The Hardest Negotiation, navigating your child’s nutrition


 

Nutrition and kids is a difficult topic and seemingly everyone has an opinion on what YOUR children should and should not eat.  Heck, even most daycare systems these days do not allow a child through the door whose lunch box does not meet their ‘fruit and vegetables with whole grains’ guideline. My kids take a great deal of pride in the fact that they eat well. It should be a reminiscent reaction to seeing healthy parents who also take pride in their food choices. Children have a more naturally regulating appetite center, so know when they are hungry and full a bit better than adults because we have outdone our appetite centers with poor sleep, stimulants and junk food.

 

Our family challenge- a short story

 

My gym hosted  a 30 day Paleo Challenge- meaning while there were no food restrictions just following of the Paleo Diet.  Since my family and I already ate in a fashion similar to this ,  it really was not going to be that big of a deal for me.  Other than the occasional ice cream or cheesecake daily, I would be cutting out a small amount of fruit juice, greek yogurt and dark chocolate.  So as you can see not that big of a deal for me.  So I viewed the challenge as a fun thing.  My wife and my eleven year old  viewed it similarly, though admittedly I am a nutrition geek and finding new and interesting ways to fuel my body is more fun for me than them.

 

For my ten year old it was pretty clear from the start she did not think of it as fun even though she was the first of the “core four” (what we call our family team) to sign up.  After the first meal she wanted out, expressing that she did not think she could go thirty days without greek yogurt, that put a little smile on my face. If the worst thing your kid can imagine living without is greek yogurt, you are already far down the path.  I do however think I missed the point very early on and therefore I missed a big opportunity for this to be fun for her.  Everyone else in the family had something they could cling to as help but she did not, my wife added a Kombucha Tea, my oldest ate more chicken sausage and I decided to have a grass fed ribeye a day.  She had nothing, in fact, it was even worse, I took away a couple of protein sources without replacing them.  By day eight she was ready to be done and I felt like I had failed, not because I wanted her to restrict her intake in any way, shape or form but because one of my team members was hurting and she clearly did not want to let us down.  Trust me when your ten year old comes into your room crying your first thought is “screw this, get this kid some Jolly Ranchers”. Clearly you see where this is going.
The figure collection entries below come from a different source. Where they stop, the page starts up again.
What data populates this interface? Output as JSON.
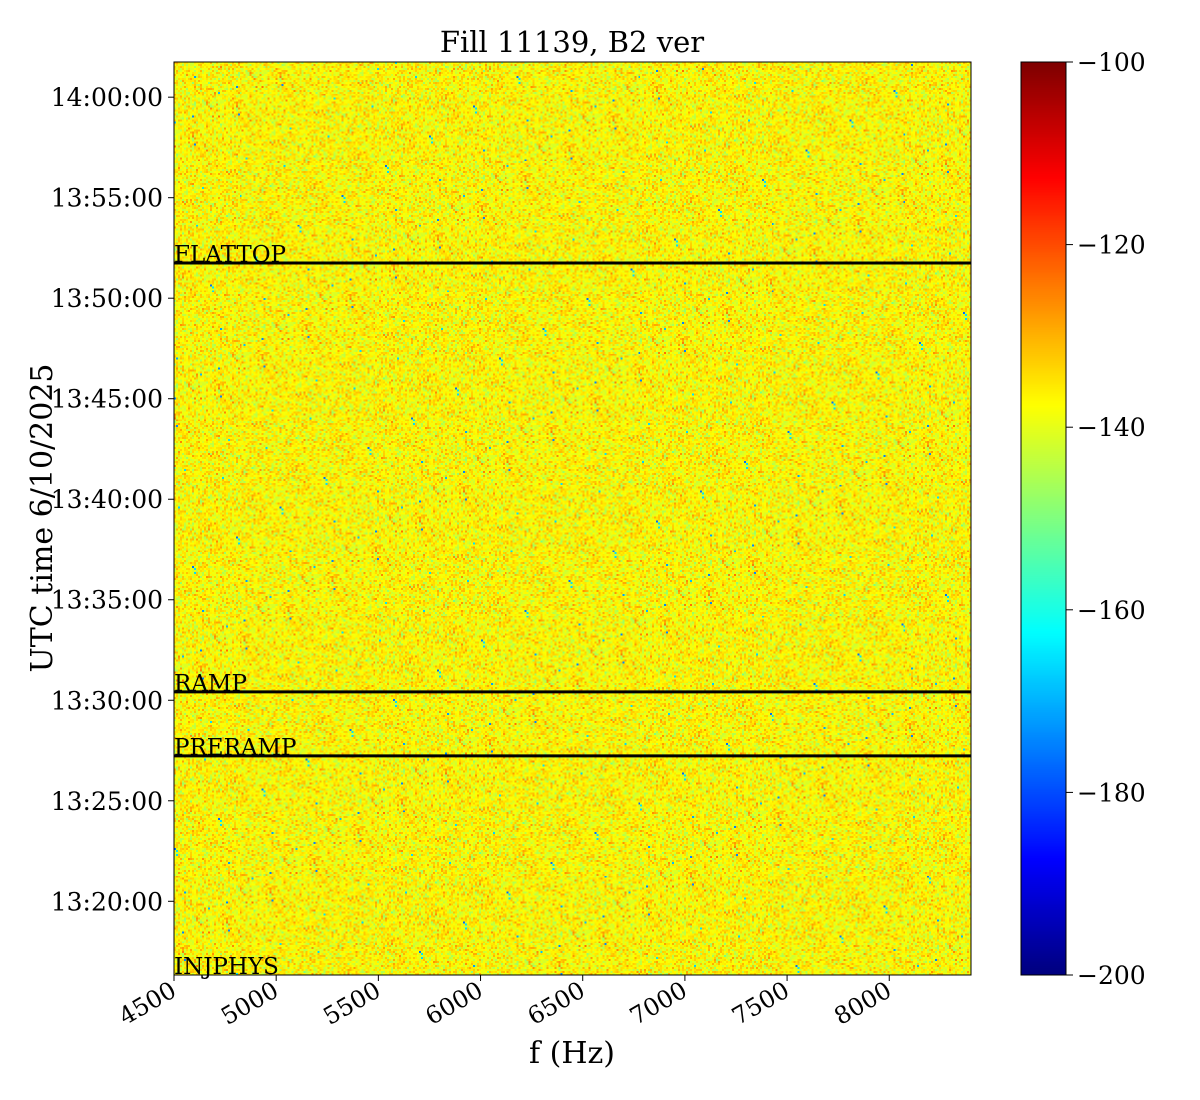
{
  "chart_data": {
    "type": "heatmap",
    "title": "Fill 11139, B2 ver",
    "xlabel": "f (Hz)",
    "ylabel": "UTC time 6/10/2025",
    "xlim": [
      4500,
      8400
    ],
    "x_ticks": [
      4500,
      5000,
      5500,
      6000,
      6500,
      7000,
      7500,
      8000
    ],
    "x_tick_labels": [
      "4500",
      "5000",
      "5500",
      "6000",
      "6500",
      "7000",
      "7500",
      "8000"
    ],
    "ylim": [
      "13:16:20",
      "14:01:45"
    ],
    "y_ticks": [
      "13:20:00",
      "13:25:00",
      "13:30:00",
      "13:35:00",
      "13:40:00",
      "13:45:00",
      "13:50:00",
      "13:55:00",
      "14:00:00"
    ],
    "y_tick_labels": [
      "13:20:00",
      "13:25:00",
      "13:30:00",
      "13:35:00",
      "13:40:00",
      "13:45:00",
      "13:50:00",
      "13:55:00",
      "14:00:00"
    ],
    "colormap": "jet",
    "clim": [
      -200,
      -100
    ],
    "colorbar_ticks": [
      -200,
      -180,
      -160,
      -140,
      -120,
      -100
    ],
    "colorbar_tick_labels": [
      "−200",
      "−180",
      "−160",
      "−140",
      "−120",
      "−100"
    ],
    "typical_value_range": [
      -155,
      -125
    ],
    "typical_value_mean": -137,
    "annotations": [
      {
        "label": "FLATTOP",
        "time": "13:51:45"
      },
      {
        "label": "RAMP",
        "time": "13:30:25"
      },
      {
        "label": "PRERAMP",
        "time": "13:27:14"
      },
      {
        "label": "INJPHYS",
        "time": "13:16:20"
      }
    ]
  }
}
The little things like comfort foods just started to add up and because she did not have any new comfort foods, it was starting to take a toll on her.  In addition to that the weekends at our house tend to be a bit of a free for all in terms of meals, at the end of the second weekend it was very noticeable this approach was not going to work during this challenge because many of the foods my kids would normally choose to make for themselves were no longer in the refrigerator or cupboard.

 

The my way or the highway approach is not my thing

 

Normally the way we do nutrition for our children is to give in a bit. We want them to eat wild caught fish, they do not want to eat wild caught fish, the compromise is wild caught fish sticks.  Yes they are breaded but in general I do not live in fear of bread, I simply avoid it and so do my children, under normal circumstances.  Another example is that on Monday’s as a family we eat Mongolian Bar-B-Que. My girls typically get the pasta, they do not normally eat pasta so this is a good treat for them and they recognize it as such.  We also have ice cream as a family on Monday’s.

 

Challenge Defined

 

A challenge is often viewed as something hard or maybe even impossible.  Keeping my children engaged and listening to their concerns is the core of a healthy family relationship with one another and with food.